Entelektüel gelişme süreci olarak, bilgi anlayışı,
- bilgiyi; bilen özne veya zihin durumu üzerinden tanımlayan bilgi tanımı ile onu bilenin zihin hali ya da entelektüel bakımdan kaydettiği ilerlemeyle açıklar.
İlgili anlayışın ilk örneğini ise Platon verir, bilgiyi bir zihin hali- pathema olarak tanımlayan Platon’da bilgi;
- olabilecek en yüksek zihinsel açıklığı-saphenia, ifade eder.
Başka bir anlamla, onda bilgi zihinsel bir dönüşümün veya duyu algısından akla dayalı düşünüme geçişin sonucunda ortaya çıkar. Ve olabilecek en açık zihin halini tanımlar.
Bilgiyi gelişmeci bir perspektiften tanımlayan diğer bir düşünür de Alman filozofu Hegel olmuştur.
- Hegel, Tinin Fenomenolojisi adlı eserinin hemen giriş paragraflarında, epistemolojinin konusunu, bilincin belirli bir durumdan daha yüksek bilinç durumlarına ilerleyişinin incelenmesi olarak ifade eder.
Hegel ile Bilgi Anlayışı
Hegel, bilgiyi bilen öznenin entelektüel gelişimi açısından ele aldığı bilgi anlayışında, bilgi konusuna salt mantıksal terimlerle yaklaşmaz.
- Onun bilgi görüşü tarihsel ve sosyal bir temele dayanan ilk epistemoloji anlayışını oluşturur. Başka bir anlamda, Hegel’in bilhi anlayışının çıkış noktası bilginin tarihsel boyutudur. Bu yüzden onun ana problemi, “kısmi ve sınırlı bir tarihsel perspektiften mutlak bilgiye olan geçişin nasıl gerçekleştirilebileceği” problemi olmuştur.
Hegel, “ikiyle ikinin toplamının dört ettiği” önermesinin aslında hayatımızın daha ilk yıllarında, muhtemelen abaküs yardımıyla öğrendiğimiz çok sıradan ve yalın bir bilgiye karşılık geldiğini, hiçbir zaman tam ve mutlak bir bilgiyi temsil etmediğini savunur. İnsanlar, ona göre, bu bağlamda mutlak bilgiye ancak dört işlemin mantığını, sayıların doğasını ve bir bütün olarak aritmetiğin yapısıyla statüsünü kavradığı zaman ulaşır.

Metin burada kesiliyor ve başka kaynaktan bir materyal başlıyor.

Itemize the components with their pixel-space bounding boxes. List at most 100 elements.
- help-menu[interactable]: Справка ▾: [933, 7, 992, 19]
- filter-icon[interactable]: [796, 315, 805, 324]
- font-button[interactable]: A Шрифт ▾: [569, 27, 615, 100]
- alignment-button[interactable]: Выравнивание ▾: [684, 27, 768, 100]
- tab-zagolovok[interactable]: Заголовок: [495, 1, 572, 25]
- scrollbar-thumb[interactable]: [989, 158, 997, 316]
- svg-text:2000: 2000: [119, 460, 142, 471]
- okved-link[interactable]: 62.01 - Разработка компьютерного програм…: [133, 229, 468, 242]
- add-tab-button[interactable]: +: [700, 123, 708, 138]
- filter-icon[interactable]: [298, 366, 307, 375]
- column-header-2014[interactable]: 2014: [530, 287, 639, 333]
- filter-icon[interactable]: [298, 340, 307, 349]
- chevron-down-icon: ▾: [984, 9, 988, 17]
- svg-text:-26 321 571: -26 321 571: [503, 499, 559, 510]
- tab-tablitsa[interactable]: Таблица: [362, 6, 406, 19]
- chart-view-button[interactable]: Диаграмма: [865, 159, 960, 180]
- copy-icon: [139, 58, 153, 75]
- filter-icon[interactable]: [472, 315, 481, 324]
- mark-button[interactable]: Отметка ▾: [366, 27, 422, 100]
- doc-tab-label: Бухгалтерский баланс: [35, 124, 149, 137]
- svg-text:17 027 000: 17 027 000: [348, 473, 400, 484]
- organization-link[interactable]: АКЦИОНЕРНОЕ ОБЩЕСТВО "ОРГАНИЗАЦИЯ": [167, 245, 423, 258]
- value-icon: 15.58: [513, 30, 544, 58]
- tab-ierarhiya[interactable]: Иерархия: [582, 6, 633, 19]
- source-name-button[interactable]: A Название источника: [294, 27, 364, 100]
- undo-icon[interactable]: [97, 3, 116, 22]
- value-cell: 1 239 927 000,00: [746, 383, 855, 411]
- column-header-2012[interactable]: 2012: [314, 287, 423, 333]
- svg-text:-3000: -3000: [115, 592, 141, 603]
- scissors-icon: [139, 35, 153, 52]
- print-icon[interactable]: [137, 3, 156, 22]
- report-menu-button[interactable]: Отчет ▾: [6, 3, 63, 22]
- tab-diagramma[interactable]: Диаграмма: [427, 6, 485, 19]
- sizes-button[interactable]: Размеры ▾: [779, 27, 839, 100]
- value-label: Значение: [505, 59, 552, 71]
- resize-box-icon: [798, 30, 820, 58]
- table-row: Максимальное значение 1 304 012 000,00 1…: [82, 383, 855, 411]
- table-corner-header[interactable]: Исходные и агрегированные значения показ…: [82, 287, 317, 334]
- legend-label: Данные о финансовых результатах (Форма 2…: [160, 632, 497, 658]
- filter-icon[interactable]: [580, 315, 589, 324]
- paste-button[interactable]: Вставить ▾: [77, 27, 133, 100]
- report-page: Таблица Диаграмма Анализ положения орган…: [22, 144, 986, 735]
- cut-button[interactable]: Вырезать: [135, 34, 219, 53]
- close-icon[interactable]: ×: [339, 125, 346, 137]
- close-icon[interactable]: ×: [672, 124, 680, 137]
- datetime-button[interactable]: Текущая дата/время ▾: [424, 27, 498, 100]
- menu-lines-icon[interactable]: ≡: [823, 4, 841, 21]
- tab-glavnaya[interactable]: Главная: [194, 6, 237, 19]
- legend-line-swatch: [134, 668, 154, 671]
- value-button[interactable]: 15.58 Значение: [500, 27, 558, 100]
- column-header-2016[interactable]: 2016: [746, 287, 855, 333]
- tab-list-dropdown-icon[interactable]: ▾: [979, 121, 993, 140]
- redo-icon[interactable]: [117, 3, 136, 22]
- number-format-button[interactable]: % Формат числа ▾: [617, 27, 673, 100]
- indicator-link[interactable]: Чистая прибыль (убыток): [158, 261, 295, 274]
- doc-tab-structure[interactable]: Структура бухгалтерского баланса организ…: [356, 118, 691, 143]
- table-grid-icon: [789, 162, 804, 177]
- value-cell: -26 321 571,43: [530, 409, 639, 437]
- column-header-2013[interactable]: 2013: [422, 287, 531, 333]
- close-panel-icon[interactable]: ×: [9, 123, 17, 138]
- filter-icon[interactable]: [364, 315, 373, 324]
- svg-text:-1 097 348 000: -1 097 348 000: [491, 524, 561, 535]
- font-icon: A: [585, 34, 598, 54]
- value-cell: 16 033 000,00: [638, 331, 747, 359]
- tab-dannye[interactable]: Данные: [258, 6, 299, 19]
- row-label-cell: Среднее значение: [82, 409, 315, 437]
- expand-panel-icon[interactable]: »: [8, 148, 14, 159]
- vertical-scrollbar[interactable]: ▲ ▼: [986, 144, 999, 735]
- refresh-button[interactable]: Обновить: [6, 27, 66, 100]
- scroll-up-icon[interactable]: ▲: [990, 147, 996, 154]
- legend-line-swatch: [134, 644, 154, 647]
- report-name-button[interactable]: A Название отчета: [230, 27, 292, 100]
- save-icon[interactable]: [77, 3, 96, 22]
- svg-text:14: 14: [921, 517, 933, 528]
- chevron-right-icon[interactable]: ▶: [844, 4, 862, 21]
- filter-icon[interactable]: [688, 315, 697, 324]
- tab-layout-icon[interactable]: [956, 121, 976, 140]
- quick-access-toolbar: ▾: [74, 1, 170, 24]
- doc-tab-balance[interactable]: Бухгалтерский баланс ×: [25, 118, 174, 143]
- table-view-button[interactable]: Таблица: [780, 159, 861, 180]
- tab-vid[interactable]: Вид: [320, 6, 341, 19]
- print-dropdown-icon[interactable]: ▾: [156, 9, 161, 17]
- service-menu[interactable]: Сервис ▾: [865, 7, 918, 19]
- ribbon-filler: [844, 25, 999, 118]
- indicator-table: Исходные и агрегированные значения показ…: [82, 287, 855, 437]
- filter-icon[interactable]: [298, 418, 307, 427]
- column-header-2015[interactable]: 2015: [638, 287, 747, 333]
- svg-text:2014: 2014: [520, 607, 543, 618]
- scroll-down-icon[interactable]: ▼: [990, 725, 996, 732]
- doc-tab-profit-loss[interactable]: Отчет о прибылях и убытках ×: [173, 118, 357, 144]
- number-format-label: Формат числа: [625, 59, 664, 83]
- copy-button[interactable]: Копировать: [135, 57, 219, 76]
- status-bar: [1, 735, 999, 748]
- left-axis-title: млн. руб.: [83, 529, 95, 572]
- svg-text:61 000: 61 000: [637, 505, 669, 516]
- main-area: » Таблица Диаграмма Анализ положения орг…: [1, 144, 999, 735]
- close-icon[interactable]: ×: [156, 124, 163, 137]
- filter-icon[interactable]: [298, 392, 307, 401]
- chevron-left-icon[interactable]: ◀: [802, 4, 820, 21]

Hegel’in bakış açısından, tek bir önerme ya da tek bir kavram, bu en yüksek kavram bile olsa, bütün bir gerçekliği göstermez. Kavramların sadece kısmi doğruları ifade ettiğini, bilginin bütün bir kavramlar sisteminden meydana geldiğini öne süren Hegel açısından, hakikat ve bilgi, tıpkı rasyonel gerçekliğin kendisi gibi, canlı bir süreçtir.
- Bu süreç, yani düşüncesinin ilerlemesi onda diyalektik adı verilen bir yönteme uygun olarak gerçekleşir. Yani tez-antitez ve sentez yoluyla gelişip, kısmi hakikatlerden mutlak doğrulara doğru ilerler. Buna göre, bir düşünce zorunlu olarak başka bir düşünceden çıkar. Önce bir düşünce ya da tez öne sürülür, onu bir antitez izler. Böylece bir düşünce, başka bir düşünce meydana getirmek üzere kendisiyle birleşeceği düşüncede bir çelişkiye yol açar. Çelişki, ancak tez ve antitezin içerdiği doğrulukları bir araya getiren bir sentezde aşılır. Diyalektik hareketin düşüncenin mantıksal olarak kendi kendisini açımlamasından oluştuğunu iddia eden
Hegel’e göre, filozofun yapması gereken şey, düşüncenin tanımlanan şekilde kendi mantıksal akışını izlemesine izin vermektir.
Diyalektik nedir?
- Diyalektik; Hegel’de hem varlığın gelişme hem de düşüncenin ilerleme yasasıdır. Ona göre, varlığın kendisi gibi, düşünce de karşıtlıklardan geçerek ilerlemektedir.
- Aynı diyalektik mantık sonradan, bir genç Hegelci olan Marx tarafından da benimsenecektir. Fakat ona göre, kendi deneyimiyle diyalektiği baş aşağı durmaktan kurtarıp ayakları üzerine oturtacaktır. Yani, Hegel’in idealist olan diyalektiğini materyalist bir diyalektik haline getirecektir.